Beschluss des 3. Zivilsenats des Pfälzischen Oberlandesgerichts Zweibrücken vom 2. Februar 2000 - 3 W 12/00
3 W 12/00
2 T 571/99 LG Koblenz
10 UR II 3/99 AG Andernach
PFÄLZISCHES OBERLANDESGERICHT ZWEIBRÜCKEN
Beschluss
In dem Verfahren
betreffend die Wohnungseigentumsanlage
an dem beteiligt sind:
1. Eheleute C und B B
Antragsgegner, Beschwerdeführer und Führer der sofortigen weiteren Beschwerde,
Verfahrensbevollmächtigte: Rechtsanwälte
2. Eheleute C und Dr. B R
3. Eheleute C und F T S
Antragsteller, Beschwerdegegner und Gegner der sofortigen weiteren Beschwerde,
Verfahrensbevollmächtigte: Rechtsanwälte
4. H E
Verwalter der Wohnanlage,
wegen Beseitigung vor den Fenstern angebrachter Gitter,
hat der 3. Zivilsenat des Pfälzischen Oberlandesgerichts Zweibrücken durch den Präsidenten des Oberlandesgerichts Dury, den Richter am Oberlandesgericht Hengesbach und die Richterin am Oberlandesgericht Wolf auf die sofortige weitere Beschwerde der Beteiligten zu 1) vom 5./6. Januar 2000 gegen den ihren Verfahrensbevollmächtigten am 29. Dezember 1999 zugestellten Beschluss der 2. Zivilkammer des Landgerichts Koblenz vom 13. Dezember 1999 ohne mündliche Verhandlung am 2. Februar 2000 beschlossen:
Tenor:
1. Die sofortige weitere Beschwerde wird zurückgewiesen.

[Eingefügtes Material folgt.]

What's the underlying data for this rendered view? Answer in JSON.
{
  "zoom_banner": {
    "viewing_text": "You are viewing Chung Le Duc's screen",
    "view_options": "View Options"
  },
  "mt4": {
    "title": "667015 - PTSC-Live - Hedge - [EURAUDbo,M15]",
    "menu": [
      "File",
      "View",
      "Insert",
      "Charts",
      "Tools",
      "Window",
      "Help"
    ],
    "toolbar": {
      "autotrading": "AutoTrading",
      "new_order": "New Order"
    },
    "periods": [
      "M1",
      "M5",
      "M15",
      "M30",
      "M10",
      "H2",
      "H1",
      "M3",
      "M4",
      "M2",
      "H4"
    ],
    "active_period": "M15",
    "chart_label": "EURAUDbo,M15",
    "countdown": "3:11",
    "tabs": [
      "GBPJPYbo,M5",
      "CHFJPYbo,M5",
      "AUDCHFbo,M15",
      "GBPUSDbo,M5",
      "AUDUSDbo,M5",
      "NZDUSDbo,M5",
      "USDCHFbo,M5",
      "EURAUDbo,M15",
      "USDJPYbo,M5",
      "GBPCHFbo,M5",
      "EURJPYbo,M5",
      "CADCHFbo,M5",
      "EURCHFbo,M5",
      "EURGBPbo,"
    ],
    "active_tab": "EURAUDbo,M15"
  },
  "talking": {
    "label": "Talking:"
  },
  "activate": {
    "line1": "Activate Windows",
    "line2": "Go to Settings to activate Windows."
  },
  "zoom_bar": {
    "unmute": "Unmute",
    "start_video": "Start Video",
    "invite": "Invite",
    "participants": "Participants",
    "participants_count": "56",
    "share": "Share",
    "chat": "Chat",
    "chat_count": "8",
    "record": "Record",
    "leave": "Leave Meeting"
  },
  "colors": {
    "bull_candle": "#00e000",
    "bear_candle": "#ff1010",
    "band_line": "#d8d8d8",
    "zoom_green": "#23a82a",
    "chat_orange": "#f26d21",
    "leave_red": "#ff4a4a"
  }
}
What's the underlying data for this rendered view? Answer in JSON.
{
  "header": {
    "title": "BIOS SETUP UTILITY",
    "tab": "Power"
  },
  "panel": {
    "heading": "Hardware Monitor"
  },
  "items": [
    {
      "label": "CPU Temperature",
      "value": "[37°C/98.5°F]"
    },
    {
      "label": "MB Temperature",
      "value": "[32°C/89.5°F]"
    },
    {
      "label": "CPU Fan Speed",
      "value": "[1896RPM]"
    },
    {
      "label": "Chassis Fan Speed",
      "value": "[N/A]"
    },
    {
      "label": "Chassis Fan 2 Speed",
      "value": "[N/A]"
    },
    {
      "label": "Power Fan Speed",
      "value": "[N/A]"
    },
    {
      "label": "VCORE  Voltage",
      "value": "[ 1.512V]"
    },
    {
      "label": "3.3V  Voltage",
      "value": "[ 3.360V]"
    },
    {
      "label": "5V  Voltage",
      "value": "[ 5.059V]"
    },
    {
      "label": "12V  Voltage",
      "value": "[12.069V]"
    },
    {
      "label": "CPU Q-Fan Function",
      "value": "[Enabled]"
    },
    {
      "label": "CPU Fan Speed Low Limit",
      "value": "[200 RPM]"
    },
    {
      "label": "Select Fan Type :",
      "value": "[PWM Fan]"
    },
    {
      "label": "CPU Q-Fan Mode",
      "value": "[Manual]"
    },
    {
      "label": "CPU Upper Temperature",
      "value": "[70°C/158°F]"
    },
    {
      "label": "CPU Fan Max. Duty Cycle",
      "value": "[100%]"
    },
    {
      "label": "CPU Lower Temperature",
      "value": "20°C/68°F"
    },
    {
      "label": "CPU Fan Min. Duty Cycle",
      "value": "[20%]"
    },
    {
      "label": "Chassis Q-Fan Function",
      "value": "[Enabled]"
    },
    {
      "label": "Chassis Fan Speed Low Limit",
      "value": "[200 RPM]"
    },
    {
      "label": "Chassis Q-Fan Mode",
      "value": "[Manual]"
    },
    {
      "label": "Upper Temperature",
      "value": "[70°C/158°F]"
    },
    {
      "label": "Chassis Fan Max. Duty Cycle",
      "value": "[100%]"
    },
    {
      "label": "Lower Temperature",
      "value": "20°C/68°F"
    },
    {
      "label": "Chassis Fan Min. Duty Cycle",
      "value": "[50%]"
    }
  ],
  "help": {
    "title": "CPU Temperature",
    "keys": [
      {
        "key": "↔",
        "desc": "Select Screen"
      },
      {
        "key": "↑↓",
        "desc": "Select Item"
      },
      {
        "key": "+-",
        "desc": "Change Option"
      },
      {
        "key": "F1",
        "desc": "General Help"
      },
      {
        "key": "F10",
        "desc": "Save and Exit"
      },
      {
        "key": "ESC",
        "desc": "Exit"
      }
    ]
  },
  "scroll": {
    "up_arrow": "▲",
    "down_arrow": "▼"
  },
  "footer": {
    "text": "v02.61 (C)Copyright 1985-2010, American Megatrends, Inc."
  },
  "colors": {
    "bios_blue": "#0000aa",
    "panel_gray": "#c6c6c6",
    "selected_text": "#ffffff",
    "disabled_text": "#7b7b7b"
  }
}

2. Die Beteiligten zu 1) haben die Gerichtskosten des Verfahrens der sofortigen weiteren Beschwerde zu tragen.
3. Der Geschäftswert für das Verfahren der sofortigen weiteren Beschwerde wird auf 5 000,-- DM festgesetzt.
Gründe:
I.
Die Beteiligten streiten als Mitglieder einer Wohnungseigentümergemeinschaft darüber, ob die Beteiligten zu 1) Miteigentümer der im Erdgeschoss gelegenen Wohnung - die ohne Zustimmung der übrigen Wohnungseigentümer Mitte 1998 vor Küchen- und Schlafzimmerfenster an die Hausfassade montierten Schutzgitter - bestehend aus einem Metallrahmen mit eingearbeiteten Stäben - zu entfernen haben.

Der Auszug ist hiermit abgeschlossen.